South Africa: Information Regulator.
Brazil: National Data Protection Authority (ANPD).

Automated Decision-Making and Profiling

We do not engage in automated decision-making or profiling that produces legal effects concerning you or similarly significantly affects you.

Provision of Personal Data

Providing personal data is voluntary. However, if you choose not to provide certain data, we may not be able to:

Enter into a commercial relationship with you.
Provide access to certain features of our Website or App.
Respond to your inquiries or fulfill your requests.

Third-Party Links

Our Website and App may contain links to third-party websites, plug-ins, and applications. Clicking on those links or enabling those connections may allow third parties to collect or share data about you.

We do not control these third-party websites and are not responsible for their privacy statements.

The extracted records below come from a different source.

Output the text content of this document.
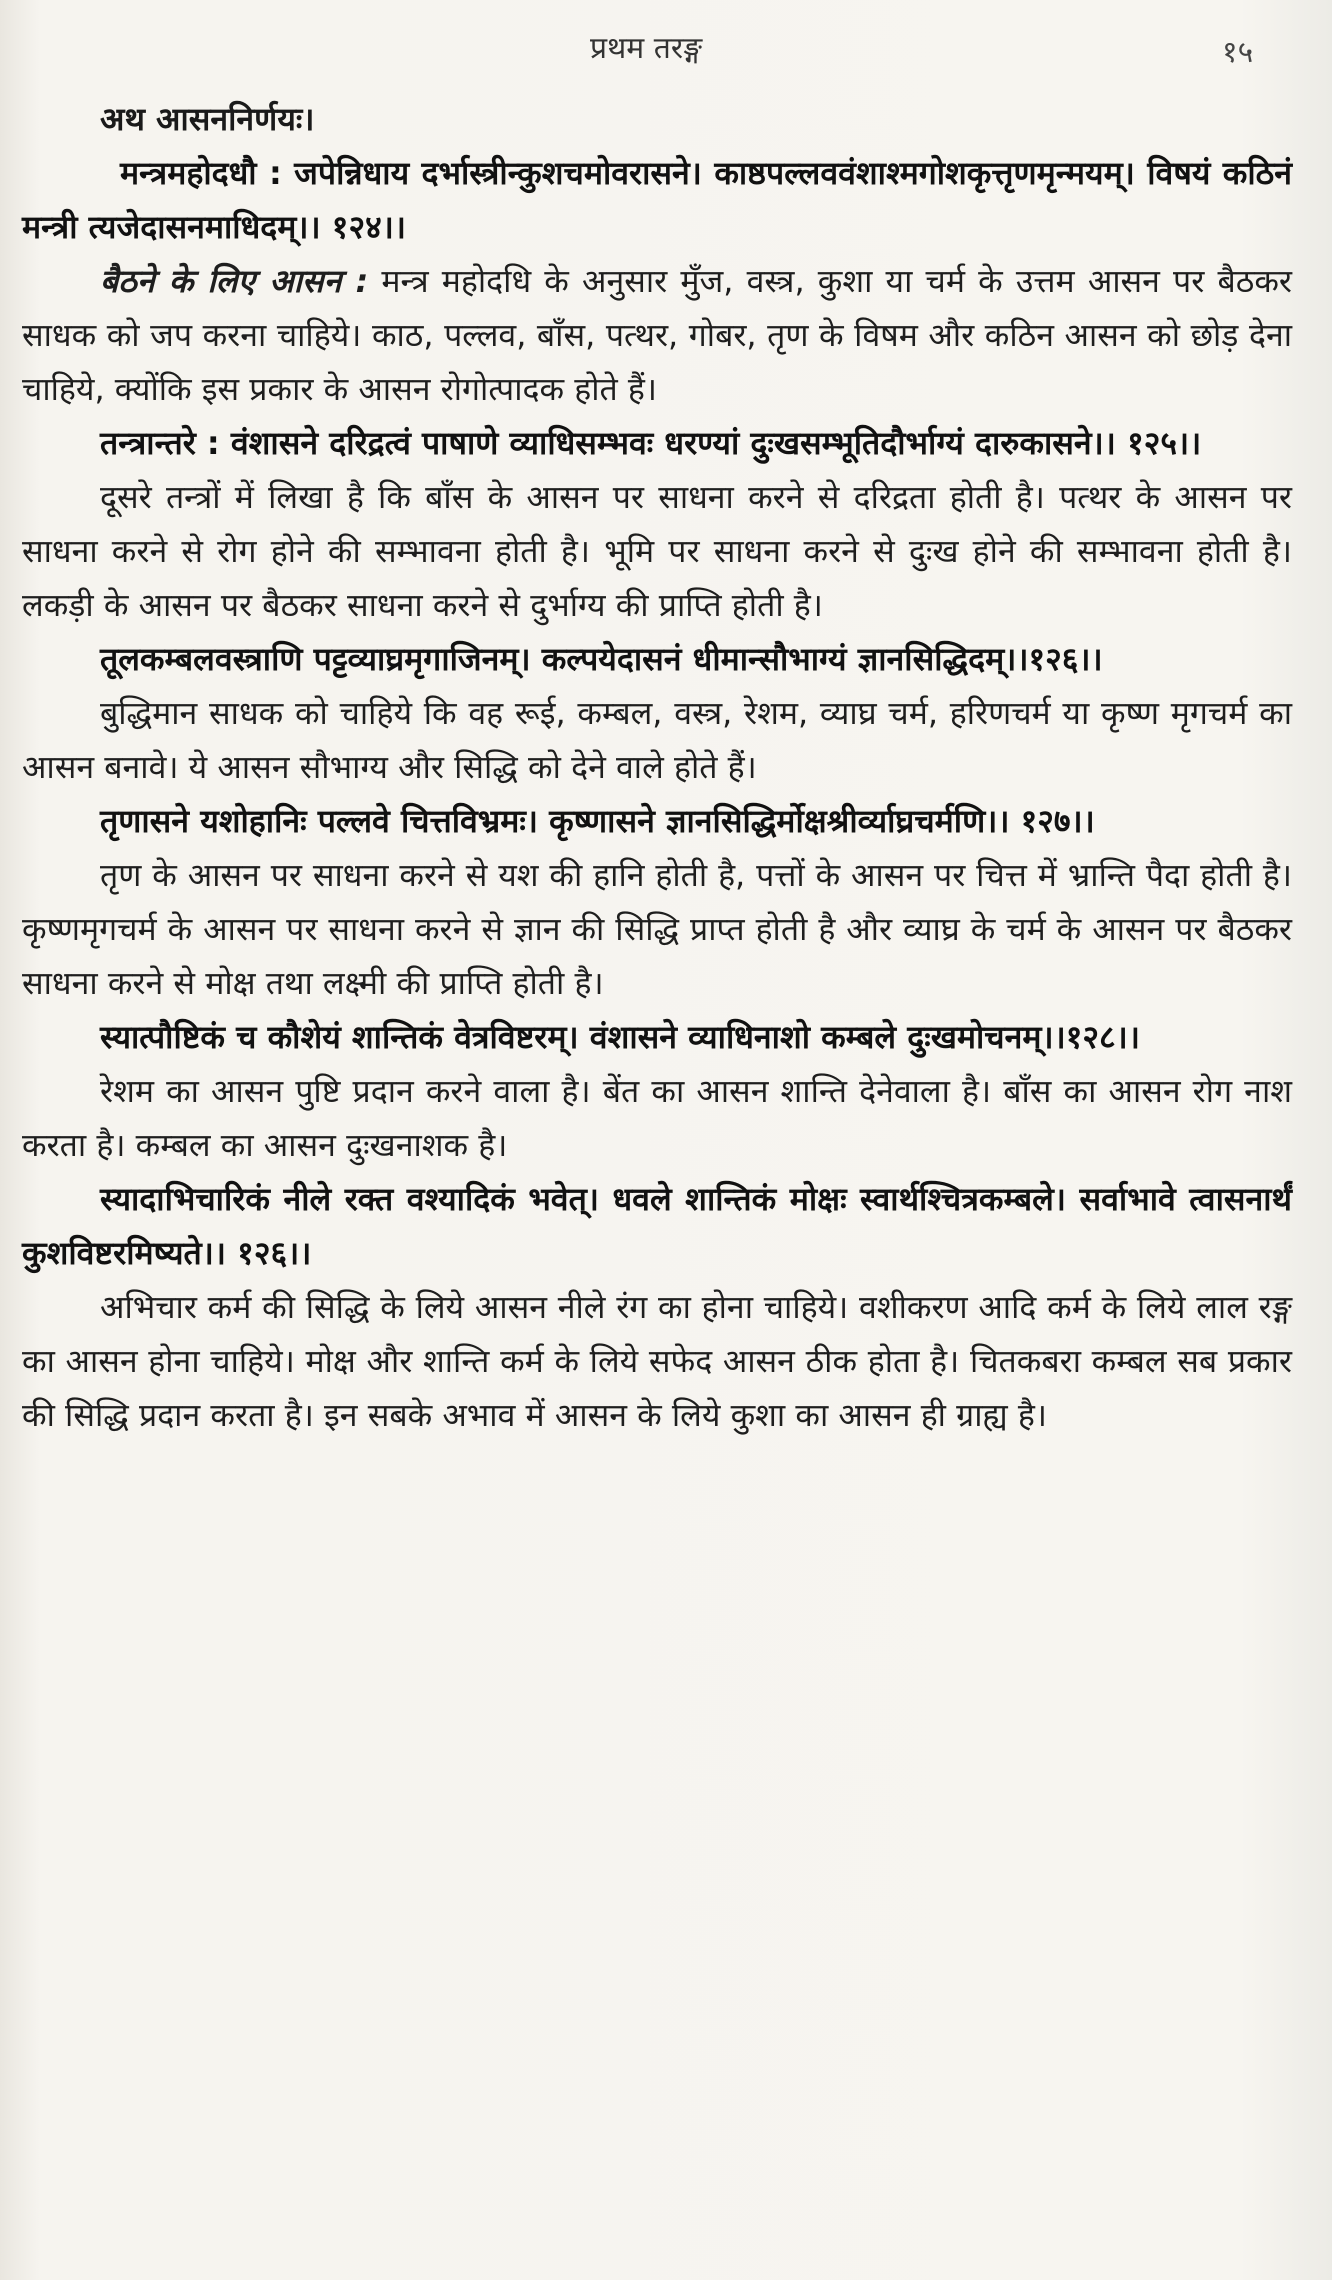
प्रथम तरङ्ग	१५

अथ आसननिर्णयः।

मन्त्रमहोदधौ : जपेन्निधाय दर्भास्त्रीन्कुशचमोवरासने। काष्ठपल्लववंशाश्मगोशकृत्तृणमृन्मयम्। विषयं कठिनं मन्त्री त्यजेदासनमाधिदम्।। १२४।।

बैठने के लिए आसन : मन्त्र महोदधि के अनुसार मुँज, वस्त्र, कुशा या चर्म के उत्तम आसन पर बैठकर साधक को जप करना चाहिये। काठ, पल्लव, बाँस, पत्थर, गोबर, तृण के विषम और कठिन आसन को छोड़ देना चाहिये, क्योंकि इस प्रकार के आसन रोगोत्पादक होते हैं।

तन्त्रान्तरे : वंशासने दरिद्रत्वं पाषाणे व्याधिसम्भवः धरण्यां दुःखसम्भूतिदौर्भाग्यं दारुकासने।। १२५।।

दूसरे तन्त्रों में लिखा है कि बाँस के आसन पर साधना करने से दरिद्रता होती है। पत्थर के आसन पर साधना करने से रोग होने की सम्भावना होती है। भूमि पर साधना करने से दुःख होने की सम्भावना होती है। लकड़ी के आसन पर बैठकर साधना करने से दुर्भाग्य की प्राप्ति होती है।

तूलकम्बलवस्त्राणि पट्टव्याघ्रमृगाजिनम्। कल्पयेदासनं धीमान्सौभाग्यं ज्ञानसिद्धिदम्।।१२६।।

बुद्धिमान साधक को चाहिये कि वह रूई, कम्बल, वस्त्र, रेशम, व्याघ्र चर्म, हरिणचर्म या कृष्ण मृगचर्म का आसन बनावे। ये आसन सौभाग्य और सिद्धि को देने वाले होते हैं।

तृणासने यशोहानिः पल्लवे चित्तविभ्रमः। कृष्णासने ज्ञानसिद्धिर्मोक्षश्रीर्व्याघ्रचर्मणि।। १२७।।

तृण के आसन पर साधना करने से यश की हानि होती है, पत्तों के आसन पर चित्त में भ्रान्ति पैदा होती है। कृष्णमृगचर्म के आसन पर साधना करने से ज्ञान की सिद्धि प्राप्त होती है और व्याघ्र के चर्म के आसन पर बैठकर साधना करने से मोक्ष तथा लक्ष्मी की प्राप्ति होती है।

स्यात्पौष्टिकं च कौशेयं शान्तिकं वेत्रविष्टरम्। वंशासने व्याधिनाशो कम्बले दुःखमोचनम्।।१२८।।

रेशम का आसन पुष्टि प्रदान करने वाला है। बेंत का आसन शान्ति देनेवाला है। बाँस का आसन रोग नाश करता है। कम्बल का आसन दुःखनाशक है।

स्यादाभिचारिकं नीले रक्त वश्यादिकं भवेत्। धवले शान्तिकं मोक्षः स्वार्थश्चित्रकम्बले। सर्वाभावे त्वासनार्थं कुशविष्टरमिष्यते।। १२६।।

अभिचार कर्म की सिद्धि के लिये आसन नीले रंग का होना चाहिये। वशीकरण आदि कर्म के लिये लाल रङ्ग का आसन होना चाहिये। मोक्ष और शान्ति कर्म के लिये सफेद आसन ठीक होता है। चितकबरा कम्बल सब प्रकार की सिद्धि प्रदान करता है। इन सबके अभाव में आसन के लिये कुशा का आसन ही ग्राह्य है।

We encourage you to read the privacy policies of every website you visit.

Children's Privacy

Our Website and App are not intended for individuals under the age of 16. We do not knowingly collect personal data from children under 16. If you become aware that a child has provided us with personal data, please contact us immediately.

Changes to This Privacy Policy

We may update this Privacy Policy from time to time to reflect changes in our practices or for other operational, legal, or regulatory reasons.

Notification of Changes

Posting Updates: We will post any changes on this page with an updated "Last Updated" date.
Material Changes: If we make material changes, we will notify you via email or through a notice on our Website or App.

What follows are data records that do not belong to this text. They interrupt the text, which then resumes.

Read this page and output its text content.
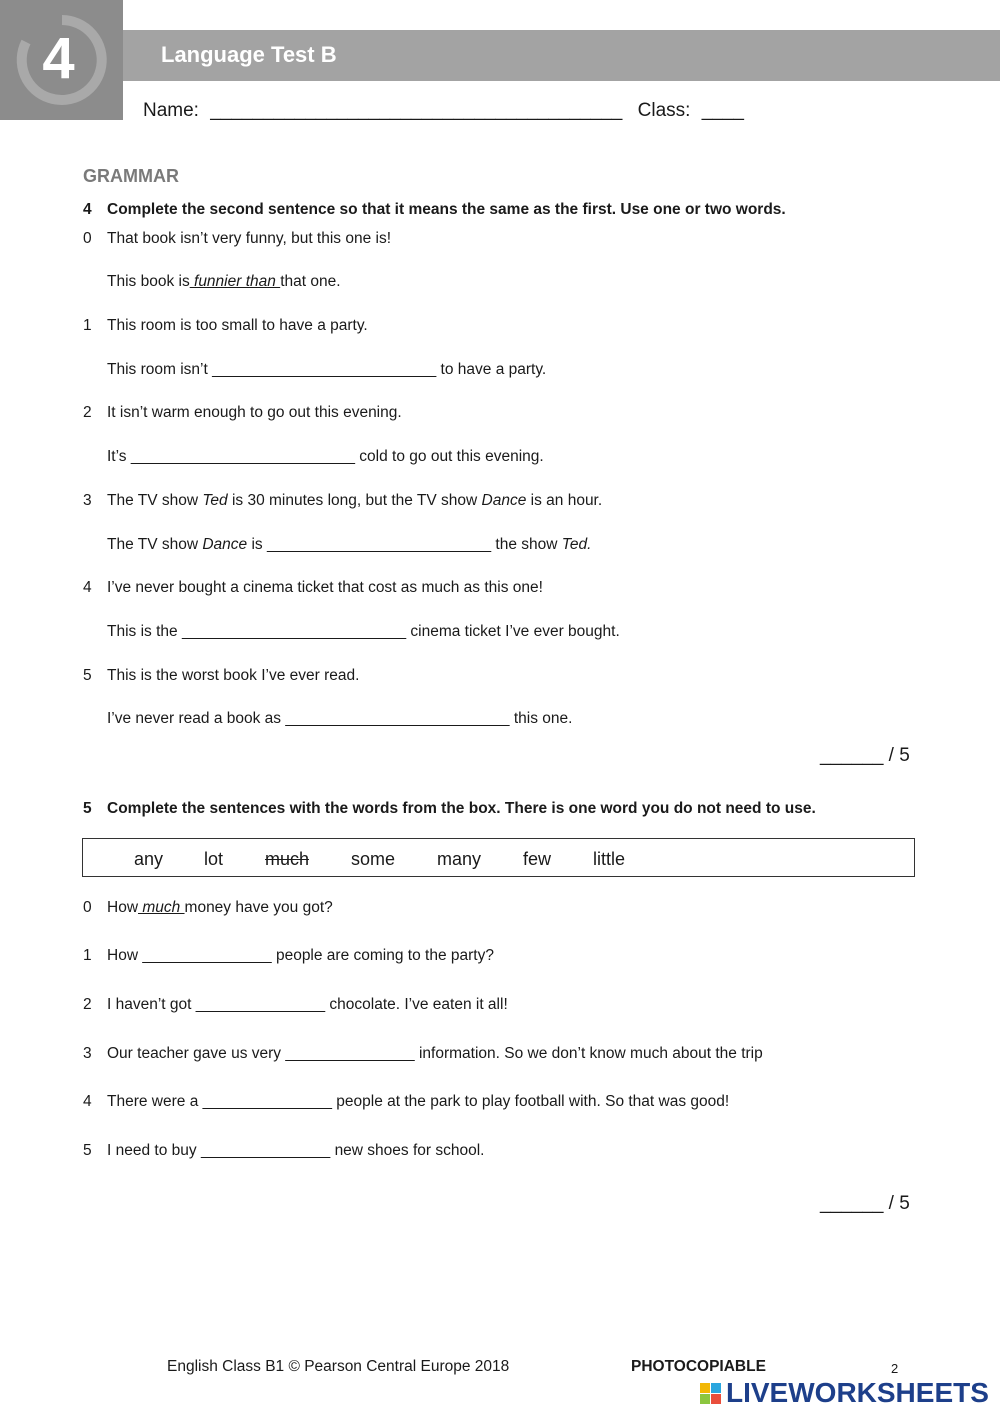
4	Language Test B
Name: _______________________________________ Class: ____
GRAMMAR
4 Complete the second sentence so that it means the same as the first. Use one or two words.
0 That book isn’t very funny, but this one is!
This book is funnier than that one.
1 This room is too small to have a party.
This room isn’t __________________________ to have a party.
2 It isn’t warm enough to go out this evening.
It’s __________________________ cold to go out this evening.
3 The TV show Ted is 30 minutes long, but the TV show Dance is an hour.
The TV show Dance is __________________________ the show Ted.
4 I’ve never bought a cinema ticket that cost as much as this one!
This is the __________________________ cinema ticket I’ve ever bought.
5 This is the worst book I’ve ever read.
I’ve never read a book as __________________________ this one.
______ / 5
5 Complete the sentences with the words from the box. There is one word you do not need to use.
any lot much some many few little
0 How much money have you got?
1 How _______________ people are coming to the party?
2 I haven’t got _______________ chocolate. I’ve eaten it all!
3 Our teacher gave us very _______________ information. So we don’t know much about the trip
4 There were a _______________ people at the park to play football with. So that was good!
5 I need to buy _______________ new shoes for school.
______ / 5
English Class B1 © Pearson Central Europe 2018	PHOTOCOPIABLE	2
LIVEWORKSHEETS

Your continued use of our Website, App, or services after such modifications will constitute your acknowledgment of the modified Privacy Policy and agreement to abide and be bound by it.

Contact Us

If you have any questions, comments, or concerns about this Privacy Policy or our practices, please contact us at:

Email: info@positivecarbon.org
Phone: (+3531) 567 2084
Address: 60 Baggot Lane, Dublin 4, D04 HK27, Ireland

Data Protection Officer

If you wish to contact our Data Protection Officer (DPO), please reach out to:

DPO Name: Mark Kirwan
Email: mark@positivecarbon.org
Phone: (+3531) 567 2084

Additional Notices

For California Residents (CCPA Notice)

Under the CCPA, California residents have specific rights regarding their personal information.

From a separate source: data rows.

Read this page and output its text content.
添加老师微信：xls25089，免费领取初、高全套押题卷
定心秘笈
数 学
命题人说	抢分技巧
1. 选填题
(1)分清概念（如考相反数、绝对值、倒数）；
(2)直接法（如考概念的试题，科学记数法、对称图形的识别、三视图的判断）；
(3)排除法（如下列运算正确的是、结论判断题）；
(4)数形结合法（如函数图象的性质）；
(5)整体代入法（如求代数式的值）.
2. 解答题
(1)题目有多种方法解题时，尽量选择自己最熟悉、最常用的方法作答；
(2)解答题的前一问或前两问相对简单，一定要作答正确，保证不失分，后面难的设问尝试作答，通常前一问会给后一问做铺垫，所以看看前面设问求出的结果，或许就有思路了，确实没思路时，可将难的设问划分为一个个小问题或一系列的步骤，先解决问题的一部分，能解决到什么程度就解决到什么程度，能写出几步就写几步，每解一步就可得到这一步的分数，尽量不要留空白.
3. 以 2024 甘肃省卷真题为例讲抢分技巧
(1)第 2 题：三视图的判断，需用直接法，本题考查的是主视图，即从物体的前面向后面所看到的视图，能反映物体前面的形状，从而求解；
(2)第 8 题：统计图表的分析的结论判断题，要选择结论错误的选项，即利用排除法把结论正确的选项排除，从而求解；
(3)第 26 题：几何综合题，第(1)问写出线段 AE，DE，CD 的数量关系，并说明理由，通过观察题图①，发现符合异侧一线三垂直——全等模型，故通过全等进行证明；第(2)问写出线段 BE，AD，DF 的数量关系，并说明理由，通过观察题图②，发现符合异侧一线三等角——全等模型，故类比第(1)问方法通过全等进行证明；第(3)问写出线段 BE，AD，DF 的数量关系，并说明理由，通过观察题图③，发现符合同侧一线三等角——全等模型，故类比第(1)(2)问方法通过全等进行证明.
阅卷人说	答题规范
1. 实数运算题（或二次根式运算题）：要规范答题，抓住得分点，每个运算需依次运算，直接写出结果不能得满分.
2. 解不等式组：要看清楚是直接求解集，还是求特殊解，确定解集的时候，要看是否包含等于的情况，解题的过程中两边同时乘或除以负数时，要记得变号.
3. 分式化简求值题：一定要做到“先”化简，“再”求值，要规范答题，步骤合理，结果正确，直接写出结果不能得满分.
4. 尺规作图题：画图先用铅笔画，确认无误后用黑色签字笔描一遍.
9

Categories of Personal Information Collected

We have collected the following categories of personal information from consumers within the last twelve (12) months:

Identifiers: (e.g., name, email address).
Commercial Information: (e.g., records of services purchased).
Professional or Employment-Related Information.

Sale of Personal Information

We do not sell personal information as defined under the CCPA.

For Canadian Residents (PIPEDA Notice)

Your personal information may be transferred outside of Canada for processing and storage. In such cases, your information may be accessible to law enforcement and national security authorities in those jurisdictions.

For South African Residents (POPI Notice)

We process personal information in accordance with the Protection of Personal Information Act (POPI). You have the right to withdraw consent and object to the processing of your personal information.

For Brazilian Residents (LGPD Notice)

We process personal data in compliance with the General Data Protection Law (LGPD). You may exercise your rights through the contact information provided in this Privacy Policy.

Data Breach Notification

In the event of a data breach that is likely to result in a high risk to your rights and freedoms, we will notify you and the relevant supervisory authority within the time frame required by applicable laws.

Governing Law

This Privacy Policy and any disputes related to it shall be governed by the laws of Ireland, without regard to its conflict of law provisions.

Language

This Privacy Policy may be translated into other languages for your convenience. In the event of any inconsistency or discrepancy between the English version and any other language version, the English version shall prevail.

Conclusion

Your privacy is important to us. We are committed to safeguarding your personal data and ensuring transparency about how we collect, use, and share information about you.

Thank you for trusting Positive Carbon.